Each image has L annotated bounding boxes and M predicted bounding boxes. A score is calculated for each predicted box in each of the N images in dataset.

Note: M and L can be a different values for each image, as the number of annotated and predicted boxes varies.

Parameters:
  • labels (Optional[List[Dict[str, Any]]]) – A list of N dictionaries such that labels[i] contains the given labels for the i-th image. Refer to documentation for this argument in find_label_issues for further details.

  • predictions (Optional[List[ndarray]]) – A list of N np.ndarray such that predictions[i] corresponds to the model predictions for the i-th image. Refer to documentation for this argument in find_label_issues for further details.

  • alpha (Optional[float]) – Optional weighting between IoU and Euclidean distance when calculating similarity between predicted and annotated boxes. High alpha means weighting IoU more heavily over Euclidean distance. If no alpha is provided, a good default is used.

  • high_probability_threshold (Optional[float]) – Optional probability threshold that determines which predicted boxes are considered high-confidence when computing overlooked scores. If not provided, a good default is used.

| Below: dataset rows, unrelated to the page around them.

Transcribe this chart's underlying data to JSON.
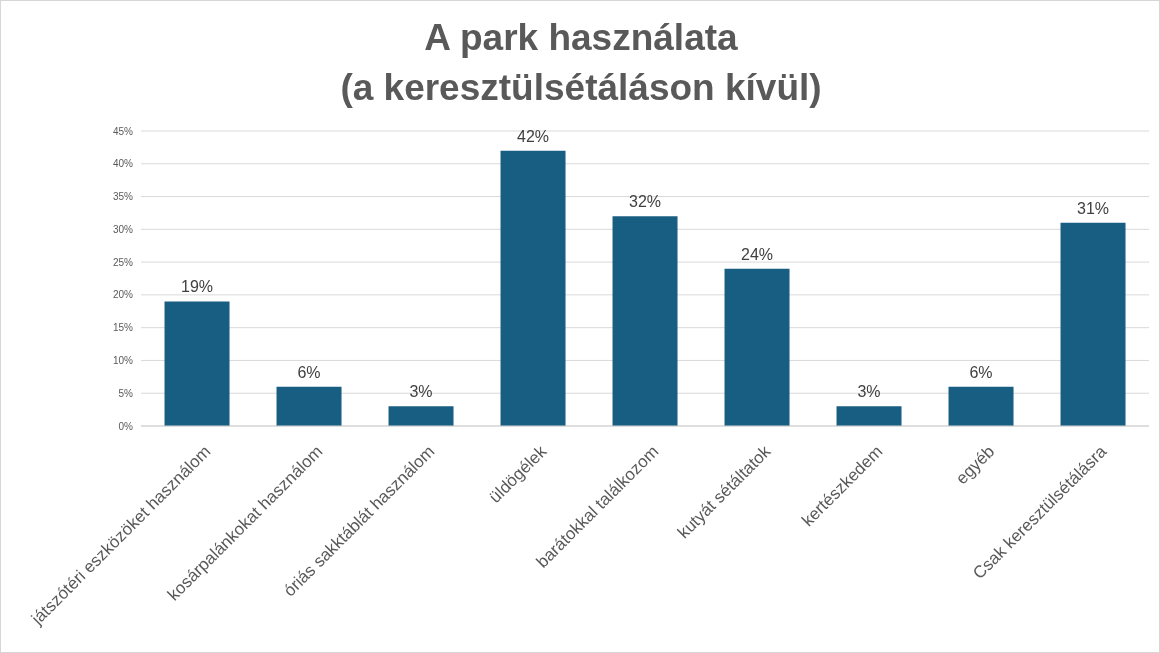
{
  "chart_data": {
    "type": "bar",
    "title": "A park használata\n(a keresztülsétáláson kívül)",
    "categories": [
      "játszótéri eszközöket használom",
      "kosárpalánkokat használom",
      "óriás sakktáblát használom",
      "üldögélek",
      "barátokkal találkozom",
      "kutyát sétáltatok",
      "kertészkedem",
      "egyéb",
      "Csak keresztülsétálásra"
    ],
    "values": [
      19,
      6,
      3,
      42,
      32,
      24,
      3,
      6,
      31
    ],
    "value_labels": [
      "19%",
      "6%",
      "3%",
      "42%",
      "32%",
      "24%",
      "3%",
      "6%",
      "31%"
    ],
    "color": "#185e82",
    "ylim": [
      0,
      45
    ],
    "yticks": [
      {
        "value": 0,
        "label": "0%"
      },
      {
        "value": 5,
        "label": "5%"
      },
      {
        "value": 10,
        "label": "10%"
      },
      {
        "value": 15,
        "label": "15%"
      },
      {
        "value": 20,
        "label": "20%"
      },
      {
        "value": 25,
        "label": "25%"
      },
      {
        "value": 30,
        "label": "30%"
      },
      {
        "value": 35,
        "label": "35%"
      },
      {
        "value": 40,
        "label": "40%"
      },
      {
        "value": 45,
        "label": "45%"
      }
    ],
    "grid": "y"
  }
}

  • overlapping_label_check (bool, default = True) – If True, boxes annotated with more than one class label have their swap score penalized. Set this to False if you are not concerned when two very similar boxes exist with different class labels in the given annotations.

  • auxiliary_inputs (Optional[List[TypeVar(AuxiliaryTypesDict)]]) –

    Optional list of N dictionaries containing keys for sub-parts of label and prediction per image. Useful to minimize computation when computing multiple box scores for a single set of images. For the i-th image, auxiliary_inputs[i] should contain following keys:

    • pred_labels: np.ndarray

      Array of predicted classes for i-th image of shape (M,).

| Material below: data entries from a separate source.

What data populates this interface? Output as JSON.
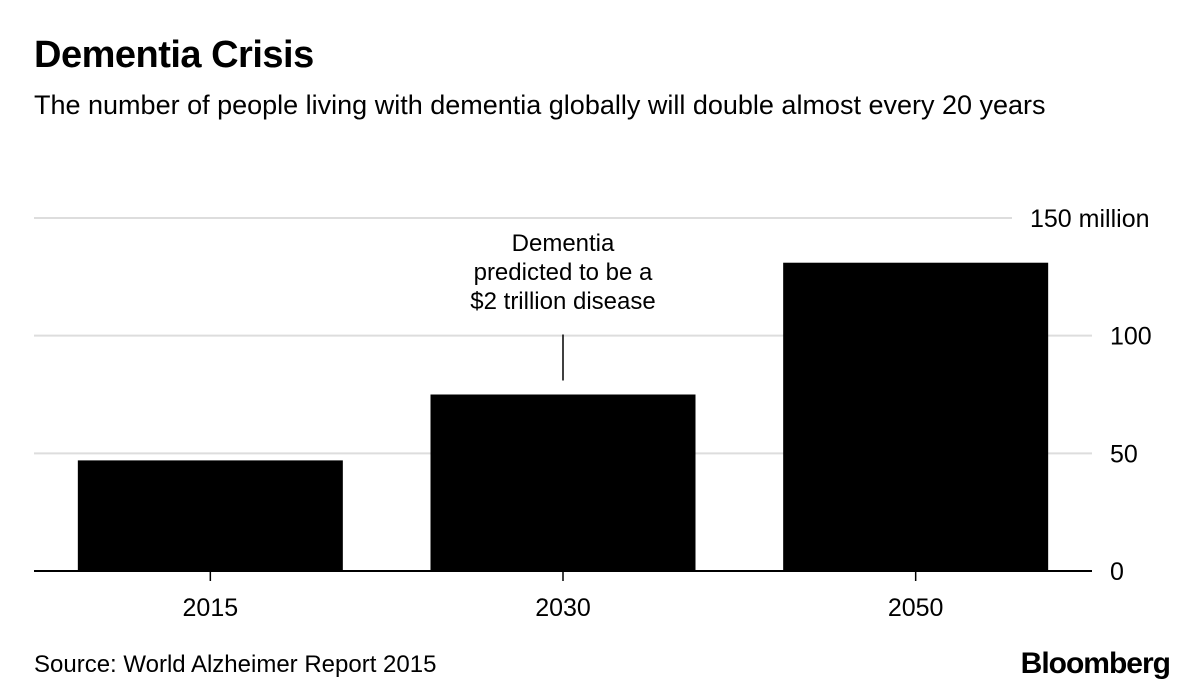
{
  "chart_data": {
    "type": "bar",
    "title": "Dementia Crisis",
    "subtitle": "The number of people living with dementia globally will double almost every 20 years",
    "categories": [
      "2015",
      "2030",
      "2050"
    ],
    "values": [
      47,
      75,
      131
    ],
    "ylim": [
      0,
      150
    ],
    "yticks": [
      {
        "value": 0,
        "label": "0"
      },
      {
        "value": 50,
        "label": "50"
      },
      {
        "value": 100,
        "label": "100"
      },
      {
        "value": 150,
        "label": "150 million"
      }
    ],
    "grid": true,
    "bar_color": "#000000",
    "grid_color": "#dddddd",
    "annotation": {
      "category": "2030",
      "lines": [
        "Dementia",
        "predicted to be a",
        "$2 trillion disease"
      ]
    },
    "source": "Source: World Alzheimer Report 2015"
  },
  "brand": "Bloomberg"
}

    • pred_label_probs: np.ndarray

      Array of predicted class probabilities for i-th image of shape (M,).

    • pred_bboxes: np.ndarray

      Array of predicted bounding boxes for i-th image of shape (M, 4).

    • lab_labels: np.ndarray

      Array of given label classed for i-th image of shape (L,).

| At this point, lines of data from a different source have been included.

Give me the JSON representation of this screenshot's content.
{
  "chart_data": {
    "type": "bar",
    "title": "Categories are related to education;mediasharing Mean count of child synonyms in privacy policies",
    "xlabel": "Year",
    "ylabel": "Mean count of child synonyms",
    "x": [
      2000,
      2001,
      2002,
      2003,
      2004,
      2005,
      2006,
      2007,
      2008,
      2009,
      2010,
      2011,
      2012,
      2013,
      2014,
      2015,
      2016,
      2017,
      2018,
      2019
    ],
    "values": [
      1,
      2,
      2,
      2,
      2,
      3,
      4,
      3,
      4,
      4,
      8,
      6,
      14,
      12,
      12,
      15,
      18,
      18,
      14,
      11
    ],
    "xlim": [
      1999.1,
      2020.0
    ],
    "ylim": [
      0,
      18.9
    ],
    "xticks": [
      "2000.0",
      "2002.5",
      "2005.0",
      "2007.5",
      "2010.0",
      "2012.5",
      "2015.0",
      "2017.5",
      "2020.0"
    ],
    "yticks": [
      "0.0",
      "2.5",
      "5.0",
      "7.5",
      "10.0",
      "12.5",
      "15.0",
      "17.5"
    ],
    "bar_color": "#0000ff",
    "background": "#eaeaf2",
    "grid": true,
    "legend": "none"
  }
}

    • lab_bboxes: np.ndarray

      Array of given label bounding boxes for i-th image of shape (L, 4).

    • similarity_matrix: np.ndarray

      Similarity matrix between labels and predictions i-th image.

    • min_possible_similarity: float

      Minimum possible similarity value greater than 0 between labels and predictions for the entire dataset.

Return type:

List[ndarray]

Returns:

scores_swap – A list of N numpy arrays where scores_swap[i] is an array of size L swap scores per annotated box for the i-th image.

cleanlab.object_detection.rank.pool_box_scores_per_image(box_scores, *, temperature=None)[source]#

Aggregates all per-box scores within an image to return a single quality score for the image rather than for individual boxes within it. This is a helper method mostly for advanced users to be used with the outputs of object_detection.rank.compute_overlooked_box_scores, object_detection.rank.compute_badloc_box_scores, and object_detection.rank.compute_swap_box_scores.

Score per image is between 0 and 1, with lower values indicating we are more confident image contains an error.

Parameters:
  • box_scores (List[ndarray]) – A list of N numpy arrays where box_scores[i] is an array of badly located scores per box for the i-th image.

  • temperature (Optional[float]) – Optional temperature of the softmin function where a lower value suggests softmin acts closer to min. If not provided, a good default is used.

Return type:

ndarray

Returns:

image_scores – An array of size N where image_scores[i] represents the score for the i-th image.